In maggio la flotta veneziana subì una tremenda sconfitta che aprì la strada alle operazioni offensive dei Genovesi. Dopo l’inverno la flotta nemica, spinta dall’iniziativa dei suoi comandanti, penetrò nel golfo di Venezia: prese Rovigno e compì razzie e assalti su Grado e Caorle, incendiando centri costieri e mettendo in crisi le difese lagunari. I genovesi riconquistarono inoltre le posizioni perse da Pisani nelle campagne precedenti in Istria e Dalmazia.

Minaccia alla laguna e cattura di una nave mercantile

Spingendosi fino davanti al porto di San Nicolò del Lido, la flotta genovese suscitò grande allarme a Venezia: per la prima volta dopo secoli armi nemiche furono visibili nelle acque della laguna. In quell’area fu catturata la nave di Tomaso Mocenigo, rientrante carica di merci dalla Siria, episodio che aggravò la percezione della minaccia e la necessità di misure difensive straordinarie.

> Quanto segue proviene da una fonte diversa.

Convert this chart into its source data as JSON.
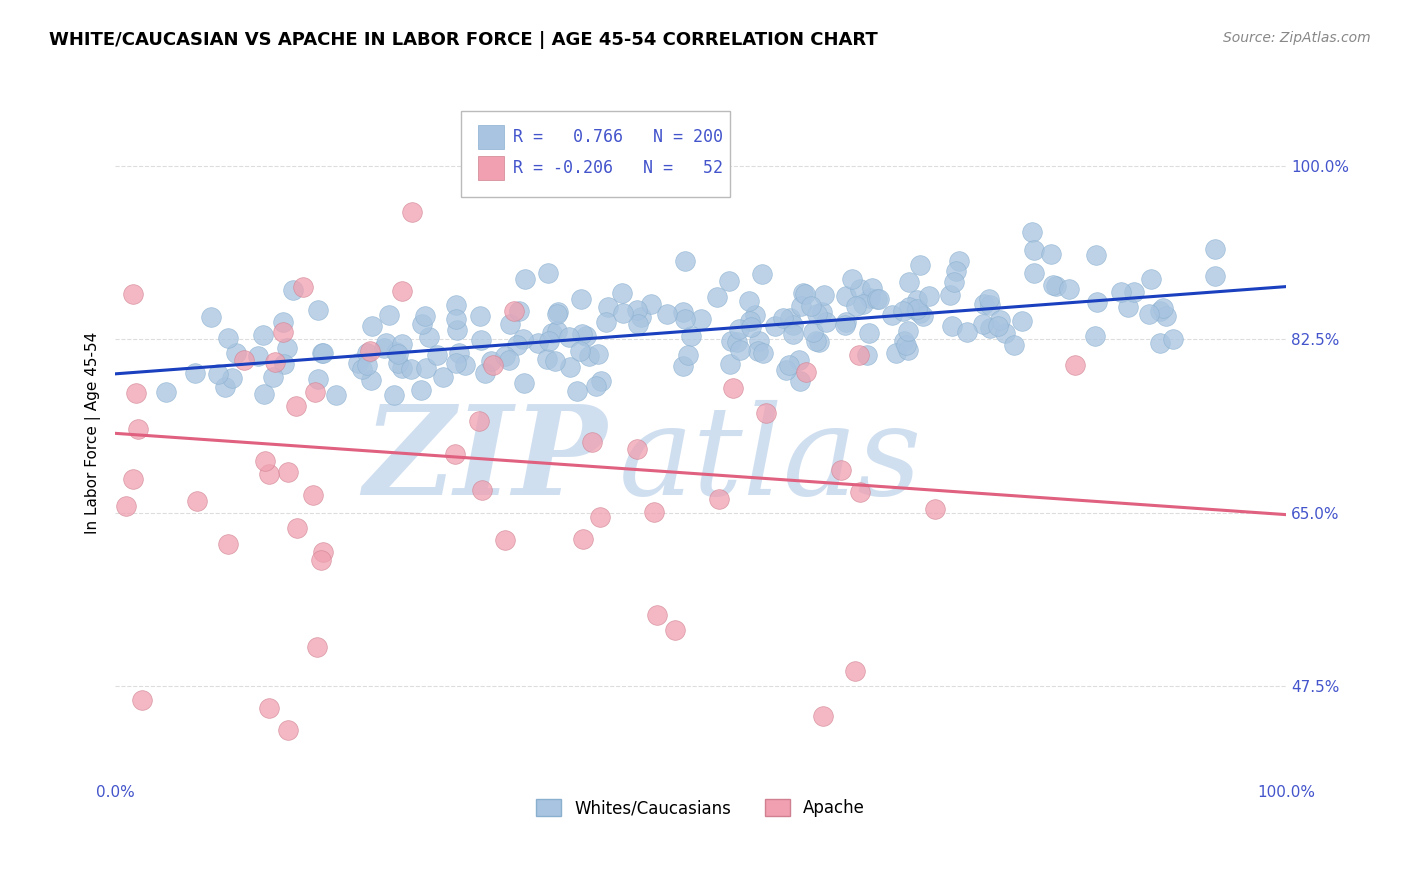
{
  "title": "WHITE/CAUCASIAN VS APACHE IN LABOR FORCE | AGE 45-54 CORRELATION CHART",
  "source": "Source: ZipAtlas.com",
  "ylabel": "In Labor Force | Age 45-54",
  "xlim": [
    0.0,
    1.0
  ],
  "ylim": [
    0.38,
    1.08
  ],
  "yticks": [
    0.475,
    0.65,
    0.825,
    1.0
  ],
  "ytick_labels": [
    "47.5%",
    "65.0%",
    "82.5%",
    "100.0%"
  ],
  "xticks": [
    0.0,
    1.0
  ],
  "xtick_labels": [
    "0.0%",
    "100.0%"
  ],
  "blue_R": 0.766,
  "blue_N": 200,
  "pink_R": -0.206,
  "pink_N": 52,
  "blue_color": "#a8c4e0",
  "pink_color": "#f0a0b0",
  "blue_line_color": "#1a3fbf",
  "pink_line_color": "#e06080",
  "watermark_zip": "ZIP",
  "watermark_atlas": "atlas",
  "watermark_color": "#d0dff0",
  "legend_blue_label": "Whites/Caucasians",
  "legend_pink_label": "Apache",
  "blue_scatter_seed": 42,
  "pink_scatter_seed": 7,
  "blue_line_start_x": 0.0,
  "blue_line_start_y": 0.79,
  "blue_line_end_x": 1.0,
  "blue_line_end_y": 0.878,
  "pink_line_start_x": 0.0,
  "pink_line_start_y": 0.73,
  "pink_line_end_x": 1.0,
  "pink_line_end_y": 0.648,
  "background_color": "#ffffff",
  "grid_color": "#dddddd",
  "title_fontsize": 13,
  "axis_label_fontsize": 11,
  "tick_fontsize": 11,
  "legend_fontsize": 12,
  "source_fontsize": 10,
  "tick_color": "#4455cc"
}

Pressione terrestre e trattative fallite

Sul fronte terrestre gli alleati di Genova avanzarono con decisione. Le truppe ungheresi e i signori padovani e carraresi occuparono castelli e posizioni strategiche: furono presi e innalzate bandiere nemiche su castelli come Romano e il Moranzano sul Brenta; le truppe ungheresi si accamparono in punti chiave (Cittadella, Bassano, Camposampiero, Mirano) e si giunse a minacciare Treviso. A Sacile si svolsero trattative che però naufragarono: le richieste avversarie erano estreme — un censo annuo di 100.000 ducati o il libero trasporto del sale, un pagamento immediato di 500.000 fiorini in luogo del milione richiesto, la cessione di Trieste (richiesta da Leopoldo d’Austria), il riconoscimento del re d’Ungheria come signore e la consegna temporanea di città e castelli (Treviso, Conegliano, Castelfranco, Mestre, Noale) fino al pagamento. Le trattative si ruppero e la pace non fu raggiunta.

Difese veneziane e presidio di Chioggia

Venezia reagì mobilitando risorse: inviò Nicolò da Gallicano con mille fanti a presidiare Chioggia e concentrò truppe e cavalleria nelle isole lagunari e nei monasteri strategici (fu segnalata la presenza di 4.000 cavalieri al monastero di San Nicolò). Si cercarono anche vie diplomatiche, con emissari inviati in Ungheria, ma senza esito.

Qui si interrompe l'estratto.